CS is also used to increase the resistance to dry sliding wear of Ni–WC composite materials . According to experimental results, the inclusion of WC particles through CS stabilized the coefficient of friction and decreased the rate of wear. These effects are attributed to the creation of a cohesive and stable mechanically mixed layer on the top of the Ni–WC coating wear track (Alidokht et al. 2016).

Magnesium alloys also have high strength-to-weight ratios, making them suitable candidates for use in the transport industry. However, they are highly susceptible to wear and corrosion. CS processing could allow the use of such alloys because it produces composites with stronger bonds and greater resistance to wear and corrosion. According to Wang et al. (2010), the addition of Al2O3 to coatings has been shown to increase the strength of Mg–Al bonds, thereby strengthening the fabricated alloys.

CS can also be applied to additive manufacturing, which assembles an object as a whole rather than through the creation of component parts that are joined together. Research has shown that CS can create three-dimensional shapes of varying geometries. Robotic control can help to direct the nozzle to follow the contours of the desired shape. Several layers of metal are continuously deposited to achieve the desired thickness. Machining is performed on the resulting object to achieve the desired finish (Champagne et al. 2010). Recent research (Champagne and Helfritch 2016) suggested that additive manufacturing would be the most commercially viable option for the application of CS processes, if further advancements occur to refine CS deposits.

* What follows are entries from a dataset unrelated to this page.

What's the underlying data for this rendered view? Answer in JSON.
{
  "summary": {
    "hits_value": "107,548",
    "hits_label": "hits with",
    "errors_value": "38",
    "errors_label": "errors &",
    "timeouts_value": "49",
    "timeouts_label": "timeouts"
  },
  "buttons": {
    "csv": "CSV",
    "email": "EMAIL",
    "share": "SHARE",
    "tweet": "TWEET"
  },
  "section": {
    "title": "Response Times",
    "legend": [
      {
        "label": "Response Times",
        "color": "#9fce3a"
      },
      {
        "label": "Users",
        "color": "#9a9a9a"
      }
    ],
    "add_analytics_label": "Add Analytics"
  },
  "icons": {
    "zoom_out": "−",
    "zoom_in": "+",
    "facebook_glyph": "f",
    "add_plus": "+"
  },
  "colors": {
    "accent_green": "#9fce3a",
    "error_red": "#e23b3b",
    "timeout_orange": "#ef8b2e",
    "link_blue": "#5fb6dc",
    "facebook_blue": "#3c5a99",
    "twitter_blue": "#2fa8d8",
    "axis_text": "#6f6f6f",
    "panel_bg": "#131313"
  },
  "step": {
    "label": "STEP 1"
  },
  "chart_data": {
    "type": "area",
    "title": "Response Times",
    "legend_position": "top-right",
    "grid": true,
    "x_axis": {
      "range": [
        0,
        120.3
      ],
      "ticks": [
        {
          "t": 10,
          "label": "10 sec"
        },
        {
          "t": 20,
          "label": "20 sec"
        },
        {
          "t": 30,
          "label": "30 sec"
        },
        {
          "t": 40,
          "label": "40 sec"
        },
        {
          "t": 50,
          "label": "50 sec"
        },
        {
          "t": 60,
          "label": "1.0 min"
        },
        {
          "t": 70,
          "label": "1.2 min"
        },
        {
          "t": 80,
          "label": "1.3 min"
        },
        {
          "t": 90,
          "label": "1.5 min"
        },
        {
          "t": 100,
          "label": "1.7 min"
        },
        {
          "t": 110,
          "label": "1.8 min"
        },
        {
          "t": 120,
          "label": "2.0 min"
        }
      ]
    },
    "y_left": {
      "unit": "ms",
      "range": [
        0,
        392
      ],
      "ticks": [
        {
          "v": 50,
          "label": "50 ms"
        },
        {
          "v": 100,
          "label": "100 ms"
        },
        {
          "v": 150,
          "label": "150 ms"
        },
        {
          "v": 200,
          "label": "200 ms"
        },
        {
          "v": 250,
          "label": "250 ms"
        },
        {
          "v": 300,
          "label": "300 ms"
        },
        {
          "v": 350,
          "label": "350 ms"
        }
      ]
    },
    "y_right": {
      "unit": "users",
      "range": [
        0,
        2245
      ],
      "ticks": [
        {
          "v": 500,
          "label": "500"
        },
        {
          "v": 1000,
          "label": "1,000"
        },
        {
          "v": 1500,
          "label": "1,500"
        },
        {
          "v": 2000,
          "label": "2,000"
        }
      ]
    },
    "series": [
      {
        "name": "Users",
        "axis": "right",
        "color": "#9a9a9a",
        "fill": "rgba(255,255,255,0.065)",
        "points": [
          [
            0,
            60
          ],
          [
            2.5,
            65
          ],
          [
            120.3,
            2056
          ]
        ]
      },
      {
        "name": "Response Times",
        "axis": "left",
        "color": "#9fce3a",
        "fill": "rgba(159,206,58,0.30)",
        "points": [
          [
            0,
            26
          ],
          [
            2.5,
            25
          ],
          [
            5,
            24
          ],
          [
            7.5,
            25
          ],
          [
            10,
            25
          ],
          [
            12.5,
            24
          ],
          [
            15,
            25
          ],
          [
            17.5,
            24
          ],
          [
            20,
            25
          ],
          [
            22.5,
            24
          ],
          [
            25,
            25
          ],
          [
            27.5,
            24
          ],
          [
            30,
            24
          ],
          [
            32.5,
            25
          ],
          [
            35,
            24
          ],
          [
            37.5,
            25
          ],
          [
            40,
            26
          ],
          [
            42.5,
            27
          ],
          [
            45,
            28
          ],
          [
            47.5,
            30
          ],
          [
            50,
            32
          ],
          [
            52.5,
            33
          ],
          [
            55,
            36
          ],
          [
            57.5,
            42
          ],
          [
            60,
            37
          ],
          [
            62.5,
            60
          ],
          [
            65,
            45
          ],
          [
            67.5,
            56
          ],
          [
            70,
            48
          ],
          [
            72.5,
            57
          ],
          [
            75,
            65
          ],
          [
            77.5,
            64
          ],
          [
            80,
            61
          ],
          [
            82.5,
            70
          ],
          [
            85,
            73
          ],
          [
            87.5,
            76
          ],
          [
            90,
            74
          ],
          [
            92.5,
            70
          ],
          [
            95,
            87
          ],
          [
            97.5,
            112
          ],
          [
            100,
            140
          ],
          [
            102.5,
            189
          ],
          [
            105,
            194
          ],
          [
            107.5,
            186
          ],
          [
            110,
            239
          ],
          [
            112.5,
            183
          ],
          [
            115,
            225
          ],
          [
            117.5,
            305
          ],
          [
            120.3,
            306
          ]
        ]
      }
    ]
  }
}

With the evolution of technology, it is expected that the applicability of CS will expand to more advanced fields such as those involving wind energy, photovoltaic energy, architecture, and medicine. For instance, in photovoltaic applications, the technology can be applied for the fabrication of intricate conductive designs in solar cells. Wind power production might be able to utilize CS to improve surface performance in elements manufactured from complex polymer–matrix composites. The future of CS depends on its potential to deposit advanced materials onto a wide range of substrates with the least thermal cost and penalty. These factors will define the opportunities and future directions of CS.